The bill would require notice to the Department of Health and Human Resources of a lawsuit, claim or settlement offer. The department, which oversees Medicaid, would then become a party in the case. Any damage award or settlement must specify the amount meant to cover past medical expenses. The department would then receive at least some of that amount. The bill would also require that the department approve a settlement’s terms, or else a judge must hold a hearing to resolve the impasse.
Tomblin’s measure responds both to a June ruling from a divided Supreme Court, and a dissent to that decision from Justice Menis Ketchum. The case involves a child born in 2005 with severe brain damage, and a resulting medical malpractice lawsuit that was settled for $3.6 million.
The child’s mother had promptly enrolled him in West Virginia’s Medicaid program upon moving to Hancock County from Ohio, where he was born, in 2007. The program then sought to recover at least half of the more than $557,100 it had spent on the child’s care by the time the malpractice case settled in late 2009. The mother objected. Her lawyers argued that as the $3.6 million reflected a fraction of the true value of the child’s case, which they estimated at $25.3 million, Medicaid should only receive a similar percentage. A judge agreed in 2010, limiting the program’s recovery to $79,000.
Supreme Court rulings do not identify minors or their families, instead using initials or partial names. The June opinion written by Chief Justice Brent Benjamin largely upheld that judge’s findings, while increasing Medicaid’s recovery amount to $96,000. Justice Margaret Workman partly agreed and partly disagreed in the case. Ketchum, meanwhile, blasted the outcome.
“As a result of the majority holding, West Virginia’s taxpayers will not be reimbursed for the millions of dollars a year it pays on the medical bills of Medicaid recipients,” his dissent said. “Settlements paid by insurance companies to Medicaid recipients will be kept by the recipients and West Virginia will keep paying their medical bills.”
Ketchum’s key concern: Benjamin’s decision wrongly concludes that West Virginia cannot recover money for future medical expenses.
Medicaid continues to pay for 16 hours of nursing care for the Hancock County child. His mother estimates that most of his case’s true value, around $19.1 million, reflects future medical costs.

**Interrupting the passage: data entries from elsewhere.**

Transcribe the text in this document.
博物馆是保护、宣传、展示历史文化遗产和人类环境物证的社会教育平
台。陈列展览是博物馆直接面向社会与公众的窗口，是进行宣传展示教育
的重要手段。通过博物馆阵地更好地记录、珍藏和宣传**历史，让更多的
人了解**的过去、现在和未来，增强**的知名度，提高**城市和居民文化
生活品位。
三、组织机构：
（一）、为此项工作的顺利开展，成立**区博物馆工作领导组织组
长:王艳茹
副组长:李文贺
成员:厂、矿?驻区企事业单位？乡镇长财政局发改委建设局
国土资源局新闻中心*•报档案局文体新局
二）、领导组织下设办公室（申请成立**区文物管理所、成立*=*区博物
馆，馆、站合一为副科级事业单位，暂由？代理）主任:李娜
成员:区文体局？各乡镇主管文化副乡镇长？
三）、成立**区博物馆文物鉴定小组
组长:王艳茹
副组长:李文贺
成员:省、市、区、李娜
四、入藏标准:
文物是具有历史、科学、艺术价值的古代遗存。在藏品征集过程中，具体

She also expects that Medicaid will provide that future medical care, as the settlement was placed in a trust fund that does not count against his eligibility. But she balked at allowing the program to receive any money for future costs. The circuit judge and the Supreme Court both agreed.
“There is no question that (the department) may only be reimbursed for its past medical expenses,” Benjamin wrote.
Ketchum argues that this finding misreads a U.S. Supreme Court opinion addressing Medicaid recoveries.
“West Virginia’s taxpayers will be paying, through Medicaid, plaintiff’s future medical bills that will total more than $19 million dollars,” Ketchum wrote. “The plaintiff will be able to use the millions put in the special needs trust as a supplement to enhance quality of life.”
Tomblin’s bill reflects Ketchum’s recommendations for responding to the decision. It also adopts the process outlined by Benjamin in the majority ruling for resolving disputes over settlement terms. While focusing on recovering past medical expenses, the governor’s proposal also mandates that any settlement or damage award identify a specific amount for covering future expenses as well.
“”We’re trying to update the statute, to put it in compliance with (the decision),” said Peter Markham, Tomblin’s chief lawyer. “We’re also trying to address some of Justice Ketchum’s concerns, that DHHR is properly compensated for past medical expenses.”